В тот миг я повел себя не как мальчик – как мужчина; по крайней мере, на это надеюсь. Я обратился к ней с одной лишь простой просьбой, на которую она тут же дала согласие: прогуляться со мной до Бельведера. Солнце садилось; воздух дышал красотой и любовью; и, указав на лес и поле, что красочный закат окрасил мягкими золотисто-розовыми тонами, я воскликнул:
– Взгляни, Эллен! Если есть в природе такая красота – стоит жить ради нее!
– Верно – если только неотвязная скорбь не чернит этот прекрасный пейзаж уродливыми тенями. Красота в глазах смотрящего; мои глаза все видят безобразным и злым.
С этими словами она прикрыла глаза; но все же Эллен была молода и чувствительна, и ласковые прикосновения ветерка уже начали дарить ей утешение.
– Милая Эллен, – продолжал я, – есть ли на свете хоть что-нибудь, чем я тебе не обязан? Я – твой ученик, твое создание; жил бы слепо, как другие, но ты открыла мне глаза; ты показала мне, что справедливо, добро, прекрасно – неужто все лишь ради того, чтобы обречь меня на горе? Если ты меня покинешь, что со мною станется? – В эти слова я вложил все свое сердце; из глаз моих брызнули слезы. – Не покидай меня, Эллен! – продолжал я. – Я не смогу жить без тебя – но и умереть не смогу: ведь у меня есть мать… отец…
Тут она быстро отвернулась со словами: «Да, этим тебя судьба благословила!» – и голос ее поразил меня своей неестественностью. Она побледнела как смерть и принуждена была присесть. Я не отходил от нее, умолял, плакал, пока она – прежде на моих глазах не пролившая ни слезинки – не разразилась бурными рыданиями.
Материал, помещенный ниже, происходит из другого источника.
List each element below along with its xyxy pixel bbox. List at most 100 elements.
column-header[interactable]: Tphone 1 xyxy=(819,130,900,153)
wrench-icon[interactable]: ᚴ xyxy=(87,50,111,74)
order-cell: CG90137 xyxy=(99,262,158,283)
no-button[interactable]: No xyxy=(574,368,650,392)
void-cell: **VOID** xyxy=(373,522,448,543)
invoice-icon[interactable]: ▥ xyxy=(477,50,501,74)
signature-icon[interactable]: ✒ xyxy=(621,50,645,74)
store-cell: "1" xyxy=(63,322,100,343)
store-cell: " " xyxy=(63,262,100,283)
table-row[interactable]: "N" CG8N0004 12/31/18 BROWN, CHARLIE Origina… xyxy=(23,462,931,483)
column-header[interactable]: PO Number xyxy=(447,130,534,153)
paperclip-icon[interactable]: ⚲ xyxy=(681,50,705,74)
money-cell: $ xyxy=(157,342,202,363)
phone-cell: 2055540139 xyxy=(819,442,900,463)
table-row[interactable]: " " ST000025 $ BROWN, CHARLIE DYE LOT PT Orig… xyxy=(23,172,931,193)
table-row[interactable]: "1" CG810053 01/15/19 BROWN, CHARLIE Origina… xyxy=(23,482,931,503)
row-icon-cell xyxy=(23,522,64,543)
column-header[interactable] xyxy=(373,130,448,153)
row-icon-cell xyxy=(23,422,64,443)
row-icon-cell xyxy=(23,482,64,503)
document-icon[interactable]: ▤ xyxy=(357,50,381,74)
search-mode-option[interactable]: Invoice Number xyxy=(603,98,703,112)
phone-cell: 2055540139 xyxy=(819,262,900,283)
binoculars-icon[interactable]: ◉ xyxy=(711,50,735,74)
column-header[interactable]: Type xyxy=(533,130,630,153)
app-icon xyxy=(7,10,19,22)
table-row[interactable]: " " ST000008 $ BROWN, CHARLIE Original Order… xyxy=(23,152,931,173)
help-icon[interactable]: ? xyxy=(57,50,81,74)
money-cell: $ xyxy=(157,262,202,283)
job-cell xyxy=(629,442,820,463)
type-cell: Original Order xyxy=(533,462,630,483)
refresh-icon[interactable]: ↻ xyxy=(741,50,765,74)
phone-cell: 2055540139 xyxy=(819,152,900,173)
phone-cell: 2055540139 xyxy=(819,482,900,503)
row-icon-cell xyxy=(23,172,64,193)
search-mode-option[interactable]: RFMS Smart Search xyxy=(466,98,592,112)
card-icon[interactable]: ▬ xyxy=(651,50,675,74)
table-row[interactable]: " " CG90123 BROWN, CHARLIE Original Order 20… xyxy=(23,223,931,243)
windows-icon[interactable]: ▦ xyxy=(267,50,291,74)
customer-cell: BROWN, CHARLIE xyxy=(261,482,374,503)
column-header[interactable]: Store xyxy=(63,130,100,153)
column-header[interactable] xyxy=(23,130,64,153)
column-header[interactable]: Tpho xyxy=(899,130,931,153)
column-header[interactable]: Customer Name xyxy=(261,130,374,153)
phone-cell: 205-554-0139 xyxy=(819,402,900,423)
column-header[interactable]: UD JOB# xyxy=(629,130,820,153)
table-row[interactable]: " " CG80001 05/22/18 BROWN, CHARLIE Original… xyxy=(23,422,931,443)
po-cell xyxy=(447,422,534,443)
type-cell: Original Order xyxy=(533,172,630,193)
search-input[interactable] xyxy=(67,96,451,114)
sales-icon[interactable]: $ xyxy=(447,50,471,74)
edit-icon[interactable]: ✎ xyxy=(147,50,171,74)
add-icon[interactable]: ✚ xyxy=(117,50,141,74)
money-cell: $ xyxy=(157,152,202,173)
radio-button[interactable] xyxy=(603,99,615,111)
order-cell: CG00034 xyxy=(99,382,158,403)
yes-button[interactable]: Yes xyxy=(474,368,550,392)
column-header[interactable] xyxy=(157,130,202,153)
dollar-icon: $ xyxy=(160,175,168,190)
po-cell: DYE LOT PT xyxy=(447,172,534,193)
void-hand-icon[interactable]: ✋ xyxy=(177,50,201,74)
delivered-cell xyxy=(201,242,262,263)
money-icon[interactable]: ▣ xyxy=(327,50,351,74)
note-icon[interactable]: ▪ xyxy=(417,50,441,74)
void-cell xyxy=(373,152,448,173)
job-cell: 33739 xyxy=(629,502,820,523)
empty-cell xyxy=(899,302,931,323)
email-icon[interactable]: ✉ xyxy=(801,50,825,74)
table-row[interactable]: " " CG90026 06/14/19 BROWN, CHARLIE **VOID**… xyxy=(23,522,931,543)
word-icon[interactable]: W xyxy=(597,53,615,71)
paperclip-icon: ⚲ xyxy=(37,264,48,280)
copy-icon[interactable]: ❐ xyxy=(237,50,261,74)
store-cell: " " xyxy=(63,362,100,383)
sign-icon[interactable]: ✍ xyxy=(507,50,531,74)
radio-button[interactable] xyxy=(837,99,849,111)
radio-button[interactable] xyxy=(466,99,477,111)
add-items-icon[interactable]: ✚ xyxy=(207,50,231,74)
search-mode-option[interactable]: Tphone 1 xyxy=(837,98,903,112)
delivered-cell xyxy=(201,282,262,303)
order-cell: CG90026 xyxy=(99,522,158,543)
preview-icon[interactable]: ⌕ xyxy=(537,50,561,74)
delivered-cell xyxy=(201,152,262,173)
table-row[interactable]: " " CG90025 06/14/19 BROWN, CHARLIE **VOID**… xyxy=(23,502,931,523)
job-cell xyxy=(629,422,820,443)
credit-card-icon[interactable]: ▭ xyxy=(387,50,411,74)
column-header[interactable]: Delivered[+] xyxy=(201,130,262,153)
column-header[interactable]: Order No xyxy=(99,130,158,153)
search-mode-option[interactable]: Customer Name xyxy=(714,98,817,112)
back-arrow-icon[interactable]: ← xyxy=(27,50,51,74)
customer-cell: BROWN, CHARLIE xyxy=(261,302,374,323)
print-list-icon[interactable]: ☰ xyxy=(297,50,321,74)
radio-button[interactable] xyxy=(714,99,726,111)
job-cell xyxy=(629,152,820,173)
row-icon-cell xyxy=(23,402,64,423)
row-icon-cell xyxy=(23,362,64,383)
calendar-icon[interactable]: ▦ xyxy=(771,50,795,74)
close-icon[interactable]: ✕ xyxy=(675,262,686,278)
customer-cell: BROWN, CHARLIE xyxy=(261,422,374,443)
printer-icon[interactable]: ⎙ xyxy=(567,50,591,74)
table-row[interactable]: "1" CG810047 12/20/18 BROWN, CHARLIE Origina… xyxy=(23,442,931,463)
После этого, казалось, она забыла о своем решении. Возвращались мы уже при лунном свете; разговор наш звучал даже спокойнее и веселее обыкновенного. Войдя в дом, я вылил смертоносный напиток. В ее «доброй ночи» не было уже и следа прежнего волнения; а на следующий день она сказала: «Безрассудно, даже порочно с моей стороны было, разорвав все прежние узы, связать себя новыми – и все же я буду верна долгу. Прости, что тебе пришлось встретиться со столь мучительными чувствами и участвовать в столь тягостных сценах; больше этого не повторится – я скреплю свое сердце и не покину тебя, пока связь между нами не ослабеет или не порвется и я не стану вновь свободна».
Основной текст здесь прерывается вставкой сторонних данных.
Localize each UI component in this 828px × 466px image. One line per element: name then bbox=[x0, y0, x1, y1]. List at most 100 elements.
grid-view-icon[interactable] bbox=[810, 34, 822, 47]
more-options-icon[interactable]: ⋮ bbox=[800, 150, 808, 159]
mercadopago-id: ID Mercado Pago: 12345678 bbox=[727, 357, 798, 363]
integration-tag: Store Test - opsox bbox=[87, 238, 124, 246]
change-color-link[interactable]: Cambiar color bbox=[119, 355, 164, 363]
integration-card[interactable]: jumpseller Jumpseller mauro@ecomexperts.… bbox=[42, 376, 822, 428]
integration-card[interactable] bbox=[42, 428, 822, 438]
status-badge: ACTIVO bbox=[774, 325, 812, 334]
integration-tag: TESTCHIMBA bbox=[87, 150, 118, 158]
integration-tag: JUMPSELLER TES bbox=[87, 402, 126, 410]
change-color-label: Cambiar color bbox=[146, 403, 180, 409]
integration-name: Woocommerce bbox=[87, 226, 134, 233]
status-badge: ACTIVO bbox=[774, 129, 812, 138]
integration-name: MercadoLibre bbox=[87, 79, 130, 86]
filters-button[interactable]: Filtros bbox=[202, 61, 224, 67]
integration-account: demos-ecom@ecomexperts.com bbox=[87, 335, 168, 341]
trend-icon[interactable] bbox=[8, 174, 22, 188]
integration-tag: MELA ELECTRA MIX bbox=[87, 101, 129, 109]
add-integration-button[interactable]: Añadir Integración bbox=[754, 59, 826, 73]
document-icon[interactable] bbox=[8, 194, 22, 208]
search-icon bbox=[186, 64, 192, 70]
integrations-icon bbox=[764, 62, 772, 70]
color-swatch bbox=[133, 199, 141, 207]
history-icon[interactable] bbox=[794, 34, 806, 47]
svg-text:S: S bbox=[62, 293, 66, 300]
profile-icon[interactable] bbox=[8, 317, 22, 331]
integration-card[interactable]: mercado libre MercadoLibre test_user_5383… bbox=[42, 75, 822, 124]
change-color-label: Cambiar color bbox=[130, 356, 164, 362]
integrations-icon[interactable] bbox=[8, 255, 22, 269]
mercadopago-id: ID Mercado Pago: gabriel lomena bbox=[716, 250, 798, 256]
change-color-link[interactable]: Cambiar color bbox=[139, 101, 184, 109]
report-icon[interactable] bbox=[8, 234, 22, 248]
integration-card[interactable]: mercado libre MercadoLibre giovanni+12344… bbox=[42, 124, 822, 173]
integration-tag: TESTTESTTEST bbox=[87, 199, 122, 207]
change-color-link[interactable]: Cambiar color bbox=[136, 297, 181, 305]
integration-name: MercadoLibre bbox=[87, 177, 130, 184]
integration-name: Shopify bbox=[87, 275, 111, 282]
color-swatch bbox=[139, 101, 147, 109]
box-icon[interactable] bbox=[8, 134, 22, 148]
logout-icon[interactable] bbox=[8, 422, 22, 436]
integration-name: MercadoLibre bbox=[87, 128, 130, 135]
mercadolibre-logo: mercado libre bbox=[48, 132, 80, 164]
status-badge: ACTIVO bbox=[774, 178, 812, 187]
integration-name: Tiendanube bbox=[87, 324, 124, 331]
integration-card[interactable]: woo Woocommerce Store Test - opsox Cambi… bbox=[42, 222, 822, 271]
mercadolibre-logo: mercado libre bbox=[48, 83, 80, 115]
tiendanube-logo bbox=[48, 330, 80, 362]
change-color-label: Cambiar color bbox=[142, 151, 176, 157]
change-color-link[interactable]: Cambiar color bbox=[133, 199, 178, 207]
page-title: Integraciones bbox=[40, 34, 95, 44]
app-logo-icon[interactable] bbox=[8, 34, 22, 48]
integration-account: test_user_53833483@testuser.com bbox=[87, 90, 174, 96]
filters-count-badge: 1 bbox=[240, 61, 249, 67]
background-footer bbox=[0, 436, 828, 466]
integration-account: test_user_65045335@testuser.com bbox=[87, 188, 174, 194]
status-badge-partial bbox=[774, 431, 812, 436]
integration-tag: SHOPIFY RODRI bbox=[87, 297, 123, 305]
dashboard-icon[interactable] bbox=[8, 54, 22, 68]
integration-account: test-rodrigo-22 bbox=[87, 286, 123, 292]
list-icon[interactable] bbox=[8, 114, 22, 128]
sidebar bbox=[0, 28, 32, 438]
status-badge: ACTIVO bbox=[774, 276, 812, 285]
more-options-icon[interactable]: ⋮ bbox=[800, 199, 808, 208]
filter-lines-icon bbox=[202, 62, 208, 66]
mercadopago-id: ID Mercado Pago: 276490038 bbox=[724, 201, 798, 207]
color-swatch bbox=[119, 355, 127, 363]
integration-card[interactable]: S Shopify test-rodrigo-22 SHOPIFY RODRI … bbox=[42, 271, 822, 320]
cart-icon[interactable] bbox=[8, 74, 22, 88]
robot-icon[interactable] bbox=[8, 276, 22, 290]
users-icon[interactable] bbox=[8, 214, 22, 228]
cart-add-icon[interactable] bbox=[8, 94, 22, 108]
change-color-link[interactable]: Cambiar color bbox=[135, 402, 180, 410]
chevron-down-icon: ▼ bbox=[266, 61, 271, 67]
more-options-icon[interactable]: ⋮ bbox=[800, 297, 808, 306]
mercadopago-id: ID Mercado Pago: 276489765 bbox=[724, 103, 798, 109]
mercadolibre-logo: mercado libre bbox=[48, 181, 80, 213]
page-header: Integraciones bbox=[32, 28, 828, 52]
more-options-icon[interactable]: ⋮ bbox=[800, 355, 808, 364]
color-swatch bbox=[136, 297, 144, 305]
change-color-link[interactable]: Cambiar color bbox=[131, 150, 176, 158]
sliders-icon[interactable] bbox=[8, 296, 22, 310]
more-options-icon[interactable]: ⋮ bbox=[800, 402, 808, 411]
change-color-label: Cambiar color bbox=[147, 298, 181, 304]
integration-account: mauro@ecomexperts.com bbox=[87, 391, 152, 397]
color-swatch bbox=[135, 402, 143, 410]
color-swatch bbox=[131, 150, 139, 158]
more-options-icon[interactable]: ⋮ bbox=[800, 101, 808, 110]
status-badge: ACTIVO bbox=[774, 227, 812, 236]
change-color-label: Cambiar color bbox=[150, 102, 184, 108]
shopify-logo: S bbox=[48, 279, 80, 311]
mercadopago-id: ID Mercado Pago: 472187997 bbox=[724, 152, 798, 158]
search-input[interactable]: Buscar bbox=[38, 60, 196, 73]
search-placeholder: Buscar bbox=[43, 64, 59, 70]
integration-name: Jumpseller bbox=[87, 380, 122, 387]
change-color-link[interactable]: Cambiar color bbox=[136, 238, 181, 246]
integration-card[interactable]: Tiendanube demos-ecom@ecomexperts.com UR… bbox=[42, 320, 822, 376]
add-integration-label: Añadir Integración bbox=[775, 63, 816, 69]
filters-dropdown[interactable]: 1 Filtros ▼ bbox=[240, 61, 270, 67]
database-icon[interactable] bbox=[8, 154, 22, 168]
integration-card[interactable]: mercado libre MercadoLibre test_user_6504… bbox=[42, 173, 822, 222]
За все время нашего общения один лишь случай засвидетельствовал, что связь ее с миром не совсем утрачена. Порой я приносил Эллен газеты; времена были неспокойные, и, хотя до знакомства со мной она забыла все, кроме мира, в который заключила свое сердце, – теперь, чтобы меня порадовать, поддерживала беседы о Наполеоне, России, откуда император вернулся разбитым, и о надеждах на его конечное поражение. Однажды газета лежала на столе; вдруг какие-то строки привлекли ее взгляд; склонившись над столом, она начала с жадностью читать – и грудь ее бурно вздымалась; однако через несколько мгновений она овладела собой и попросила меня унести газету. Почти нестерпимое любопытство охватило меня, однако удовлетворить его было нечем, хоть позже я и обнаружил на этой странице объявление, гласившее:
Вскоре после этого случая с наступлением зимы хрупкий организм бедной моей Эллен начал являть признаки решительного нездоровья. Я часто подозревал, что, не покушаясь впрямую на свою жизнь, она предпринимала немало усилий, чтобы подорвать собственное здоровье и вызвать у себя смертельную болезнь. Теперь, в самом деле заболев, она отказывалась от врачей и лекарств; однако ей стало лучше, и, когда мы виделись в последний раз – перед тем, как я уехал домой на рождественские каникулы, – она выглядела почти здоровой. Обращение ее со мной было теплым и ласковым: она говорила, что уверена в продолжении нашей дружбы, и просила никогда ее не забывать, хоть и отказалась писать и мне запретила присылать ей письма.